Through our global community, committees are now traveling more to other Chapters, through judging, exhibiting, or supporting these events. They are networking and seeing for themselves the new and different activities or opportunities that they can bring back to their members.
Chapters are constantly looking for inspiration and finding ways to be more resourceful and creative for their communities. The energy and enthusiasm of the national committee is the force that brings all of the coffee professionals in a Chapter together.
WHAT DOES THE COMMUNITY MEAN TO THE CHAPTERS?
Often the formation of a new Chapter begins with a simple query: “How do we from a Chapter?” From that query, a conversation starts with members in that country, bringing them together at the very foundation of the Chapter. Other times it is driven out of a desire to send a representative from their community to compete at the World Championships, where they can become a part of our global coffee community. The community creates the Chapter and therefore this is just the beginning of building an active community.
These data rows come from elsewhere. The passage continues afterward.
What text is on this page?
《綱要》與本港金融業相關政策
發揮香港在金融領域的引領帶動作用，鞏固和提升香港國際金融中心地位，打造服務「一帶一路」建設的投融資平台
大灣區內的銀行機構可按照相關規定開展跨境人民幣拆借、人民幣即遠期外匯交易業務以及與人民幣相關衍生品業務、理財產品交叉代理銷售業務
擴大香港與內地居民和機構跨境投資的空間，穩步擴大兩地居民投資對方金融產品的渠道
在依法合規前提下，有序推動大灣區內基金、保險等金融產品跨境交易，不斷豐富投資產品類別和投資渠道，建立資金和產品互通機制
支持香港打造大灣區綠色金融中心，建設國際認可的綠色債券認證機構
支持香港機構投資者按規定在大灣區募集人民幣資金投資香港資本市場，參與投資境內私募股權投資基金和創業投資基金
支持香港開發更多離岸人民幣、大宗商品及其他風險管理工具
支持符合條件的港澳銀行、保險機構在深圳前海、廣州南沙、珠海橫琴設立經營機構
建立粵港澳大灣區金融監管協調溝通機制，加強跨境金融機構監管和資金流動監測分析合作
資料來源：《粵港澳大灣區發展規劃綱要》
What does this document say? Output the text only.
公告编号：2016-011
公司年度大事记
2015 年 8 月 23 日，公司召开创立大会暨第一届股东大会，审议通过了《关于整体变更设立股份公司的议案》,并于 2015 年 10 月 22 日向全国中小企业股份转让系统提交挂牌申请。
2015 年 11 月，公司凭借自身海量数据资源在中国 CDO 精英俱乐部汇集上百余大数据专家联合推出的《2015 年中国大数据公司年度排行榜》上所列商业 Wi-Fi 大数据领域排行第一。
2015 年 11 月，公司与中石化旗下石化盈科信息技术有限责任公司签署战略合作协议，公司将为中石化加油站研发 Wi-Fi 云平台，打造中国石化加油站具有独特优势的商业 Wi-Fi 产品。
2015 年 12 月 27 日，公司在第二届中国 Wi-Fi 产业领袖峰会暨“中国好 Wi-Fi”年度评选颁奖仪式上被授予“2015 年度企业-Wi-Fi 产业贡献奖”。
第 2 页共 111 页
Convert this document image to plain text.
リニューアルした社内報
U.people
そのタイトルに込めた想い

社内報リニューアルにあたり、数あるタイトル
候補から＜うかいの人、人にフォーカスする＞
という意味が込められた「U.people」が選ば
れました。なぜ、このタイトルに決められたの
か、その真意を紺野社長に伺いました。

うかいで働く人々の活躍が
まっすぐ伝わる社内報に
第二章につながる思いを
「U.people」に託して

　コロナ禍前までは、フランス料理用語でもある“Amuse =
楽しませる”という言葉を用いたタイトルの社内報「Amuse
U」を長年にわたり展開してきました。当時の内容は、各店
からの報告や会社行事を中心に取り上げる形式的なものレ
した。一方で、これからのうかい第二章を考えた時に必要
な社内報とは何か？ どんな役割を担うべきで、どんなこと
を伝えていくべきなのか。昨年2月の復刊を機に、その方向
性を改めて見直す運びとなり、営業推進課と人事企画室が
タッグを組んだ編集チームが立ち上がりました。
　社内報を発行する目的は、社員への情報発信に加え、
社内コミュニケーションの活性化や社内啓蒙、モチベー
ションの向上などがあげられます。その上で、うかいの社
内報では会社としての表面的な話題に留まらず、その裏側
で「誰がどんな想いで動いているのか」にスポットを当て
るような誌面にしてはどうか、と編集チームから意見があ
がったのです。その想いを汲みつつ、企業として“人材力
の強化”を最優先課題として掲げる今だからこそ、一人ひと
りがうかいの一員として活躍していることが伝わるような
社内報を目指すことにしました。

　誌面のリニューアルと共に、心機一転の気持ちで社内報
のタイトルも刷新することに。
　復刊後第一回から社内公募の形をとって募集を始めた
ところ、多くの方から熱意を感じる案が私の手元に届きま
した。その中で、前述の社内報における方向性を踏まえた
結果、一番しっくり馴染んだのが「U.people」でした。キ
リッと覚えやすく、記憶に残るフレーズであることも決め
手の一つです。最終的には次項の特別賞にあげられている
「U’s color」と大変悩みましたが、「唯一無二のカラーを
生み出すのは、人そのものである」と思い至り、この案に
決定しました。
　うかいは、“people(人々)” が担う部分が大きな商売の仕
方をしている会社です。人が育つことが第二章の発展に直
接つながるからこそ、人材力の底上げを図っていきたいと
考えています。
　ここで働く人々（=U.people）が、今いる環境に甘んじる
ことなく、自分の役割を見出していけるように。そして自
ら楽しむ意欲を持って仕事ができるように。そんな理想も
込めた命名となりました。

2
The committees are often formed by members that are committed to making a difference, which is often from their own experience in a Chapter—so there is real understanding of the needs of the community. A Chapter does not function without a community, and only through the involvement of its members can the Chapter truly realises their potential. I know from my own experience in the Irish Chapter that we are all linked, be it through social media or by visiting local coffee shops. It’s a network where not everyone is in the exact same profession in coffee, and are sometimes competitors in business, but I often wonder if we are somewhat unique as an industry in that even though we are not exactly colleagues, we are all friends through coffee—brought together and united as a community by our shared love for coffee.
Jackie Malone is the Senior Community Manager — Europe for the Specialty Coffee Association.